While Adams admired the work of symphony music director Ludovic Morlot, he had never collaborated with him.

“When we sat down together for the first time,” Adams recalls, “I suggested two possibilities — a new indoor work modeled after ‘Inuksuit,’ or something that I described as ‘“Dark Waves” on steroids.’ Ludovic was intrigued by both options. To my surprise, he opted for the latter. This wasn’t the obvious choice. But I’m convinced it was the right one.”

Adams’ grounding as an orchestral composer comes from hands-on experience: for a decade, he was timpanist and principal percussionist for the Fairbanks Symphony and the Arctic Chamber Orchestra.

Symphony-goers had a taste of Adams’ sound world in April, when excerpts from “songbirdsongs,” an early work for piccolos and percussion, came at them from all directions in the Grand Lobby of Benaroya Hall. The performance served notice that Adams is an “environmental composer” in two different senses. He draws musical inspiration from the sounds in his environment. But he also creates surround-sound musical environments that envelop the listener.

“I’ve always craved space — in my life and in my music,” Adams says. “Over the years this has led me from painting musical landscapes to composing music that I hope creates its own inherently musical sense of space and place. My aspiration is to create strange, new and beautiful places in music and invite listeners to take their own journeys through those places.”

“Become Ocean,” performed on a concert-hall stage, won’t literally surround its audience. But it should still be “an immersive experience,” Adams says.

“I treat the orchestra as three separate ensembles, widely separated in space,” he explains. “We will extend the stage in Benaroya Hall to expand the physical space of the piece.”

The three sections of the orchestra will be lit in changing shades of different colors — the strings in blues, the woodwinds in reds, the brass in yellows. (“Along with space and place, I want my music to evoke light and color.”)

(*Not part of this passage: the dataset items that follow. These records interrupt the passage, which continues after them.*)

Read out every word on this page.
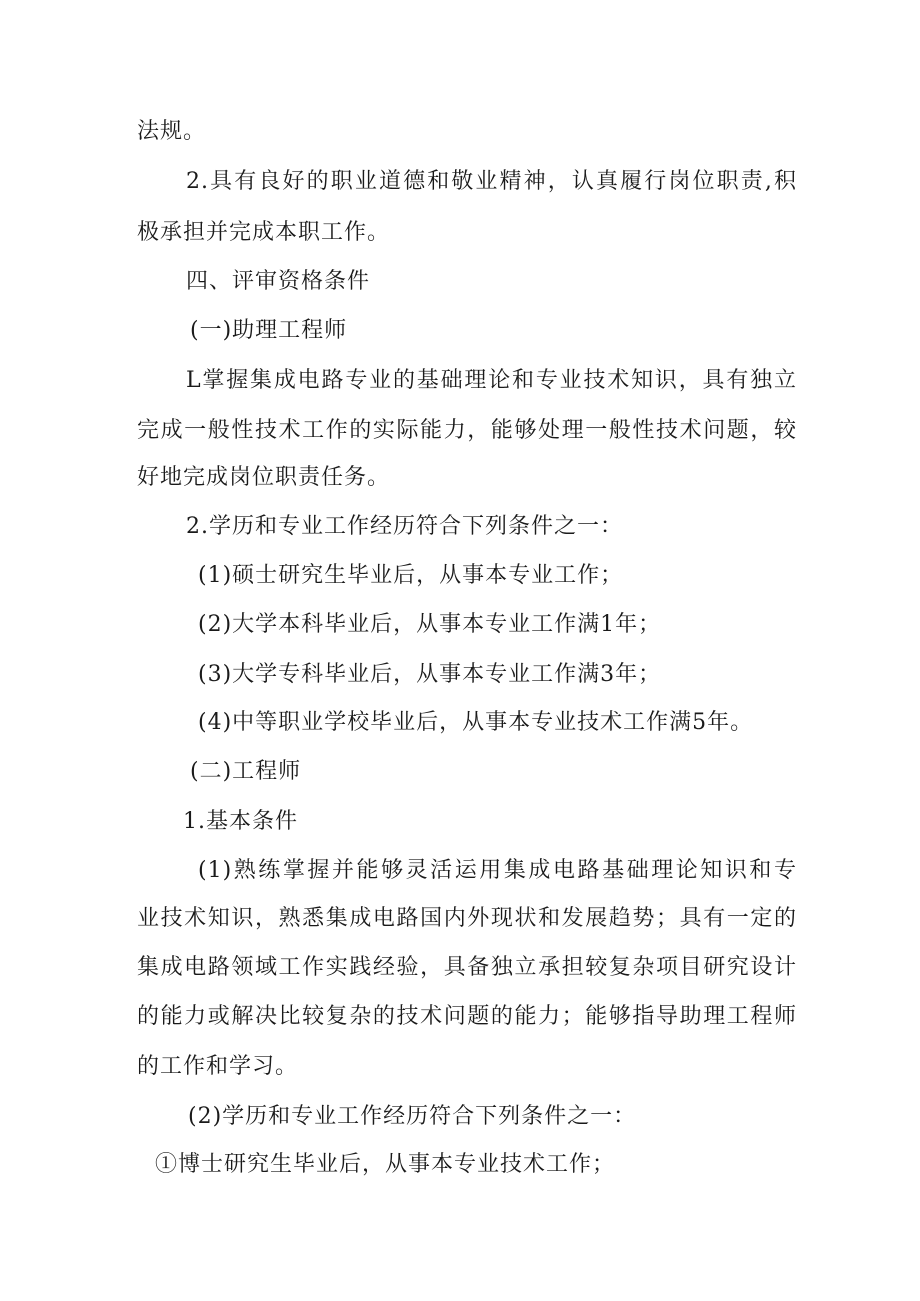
法规。
2.具有良好的职业道德和敬业精神，认真履行岗位职责,积
极承担并完成本职工作。
四、评审资格条件
(一)助理工程师
L掌握集成电路专业的基础理论和专业技术知识，具有独立
完成一般性技术工作的实际能力，能够处理一般性技术问题，较
好地完成岗位职责任务。
2.学历和专业工作经历符合下列条件之一：
(1)硕士研究生毕业后，从事本专业工作；
(2)大学本科毕业后，从事本专业工作满1年；
(3)大学专科毕业后，从事本专业工作满3年；
(4)中等职业学校毕业后，从事本专业技术工作满5年。
(二)工程师
1.基本条件
(1)熟练掌握并能够灵活运用集成电路基础理论知识和专
业技术知识，熟悉集成电路国内外现状和发展趋势；具有一定的
集成电路领域工作实践经验，具备独立承担较复杂项目研究设计
的能力或解决比较复杂的技术问题的能力；能够指导助理工程师
的工作和学习。
(2)学历和专业工作经历符合下列条件之一：
①博士研究生毕业后，从事本专业技术工作；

While “Dark Waves” took inspiration from “the cold, stormy waters of the Gulf of Alaska, the Bering Sea and the Chukchi Sea in mind,” “Become Ocean” is more “expansive” in its thought.

“Like many people these days, I’m deeply concerned about global climate change,” Adams says. “Life on this earth first emerged from the sea. And as the polar ice melts and sea level rises, we humans find ourselves facing the prospect that once again we may quite literally become ocean.”

What is it about Alaska that makes Adams the kind of composer he is?

“The stillness of the subarctic winter has permeated my musical imagination,” he says. “And then there’s the light … the sparkling darkness of winter nights, the endless light of summer, the saturated colors of low-angle sunlight … the spectral dance of the aurora borealis … And that sense of endless, unbroken space rolling on over the top of the world….”

Even by email, the note of rapture comes through loud and clear.

“I’ll stop now,” he quips. “But I could go on and on. I’ve already written two books about the influence of Alaska on my life and my music. And now I’m working on a third!”